ENRICO, qualche aneddoto sulla tua collaborazione con Maurizio? C’è un suono che vorresti richiedergli?

"La cosa bella è che quando viene ad ascoltarmi spesso prende nota di cosa succede sul palco nel corso del concerto. Poi viene da me e mi chiede: "ma come hai fatto a fare quel suono sul terzo pezzo?” Oppure: “Ma era il Boogia abbinato alla Macchina del tempo con l’Octaver quell’altro suono?"."

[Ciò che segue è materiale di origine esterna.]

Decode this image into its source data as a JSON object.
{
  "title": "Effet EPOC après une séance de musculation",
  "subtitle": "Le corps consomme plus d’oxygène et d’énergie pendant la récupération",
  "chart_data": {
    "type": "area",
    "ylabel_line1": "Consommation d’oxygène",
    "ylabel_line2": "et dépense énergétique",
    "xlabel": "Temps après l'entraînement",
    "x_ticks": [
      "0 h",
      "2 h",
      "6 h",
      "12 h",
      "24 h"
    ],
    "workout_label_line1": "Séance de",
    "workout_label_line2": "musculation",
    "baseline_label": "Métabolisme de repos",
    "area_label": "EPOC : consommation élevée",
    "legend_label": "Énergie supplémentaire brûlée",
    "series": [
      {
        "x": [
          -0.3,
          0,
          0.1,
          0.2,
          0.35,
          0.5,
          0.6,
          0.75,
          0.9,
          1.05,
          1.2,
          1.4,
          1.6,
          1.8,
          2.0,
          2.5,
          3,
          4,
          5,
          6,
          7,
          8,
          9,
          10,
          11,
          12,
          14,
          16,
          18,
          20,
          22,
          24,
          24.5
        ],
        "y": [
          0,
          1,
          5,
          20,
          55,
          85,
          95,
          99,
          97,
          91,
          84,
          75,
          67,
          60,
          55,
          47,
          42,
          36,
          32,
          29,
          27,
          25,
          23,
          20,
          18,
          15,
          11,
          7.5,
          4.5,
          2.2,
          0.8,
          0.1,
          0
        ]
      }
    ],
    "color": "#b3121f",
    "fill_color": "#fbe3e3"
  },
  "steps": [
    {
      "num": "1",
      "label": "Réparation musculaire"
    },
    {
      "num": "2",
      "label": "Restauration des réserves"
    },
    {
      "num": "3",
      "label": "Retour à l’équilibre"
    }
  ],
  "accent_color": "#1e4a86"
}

"Le richieste sono in effetti due: un phaser stereo, che si muova sul fronte stereofonico facendo inversione di fase ad ogni secondo passaggio (tipo in fase da destra a sinistra e fuori fase da sinistra a destra) e un bit crusher o granular delay. Ma qui si entra inevitabilmente nel mondo del digitale… a meno che… ma qui mi fermo."

Il confine tra produttore e consumatore, nel caso di Maurizio Beltrami e ed Enrico Merlin, non è netto: è come se prendessero ispirazione a vicenda, nella ricerca sonora.

Intanto ringrazio Maurizio Beltrami e Enrico Merlin. L’appuntamento con loro è alla prossima settimana per la seconda parte di questa intervista e conoscere più a fondo i segreti di Fattoria Mendoza.

 

Riccardo Tosin – Onda Musicale

Leggi altri articoli della rubrica "Recensioni e Interviste"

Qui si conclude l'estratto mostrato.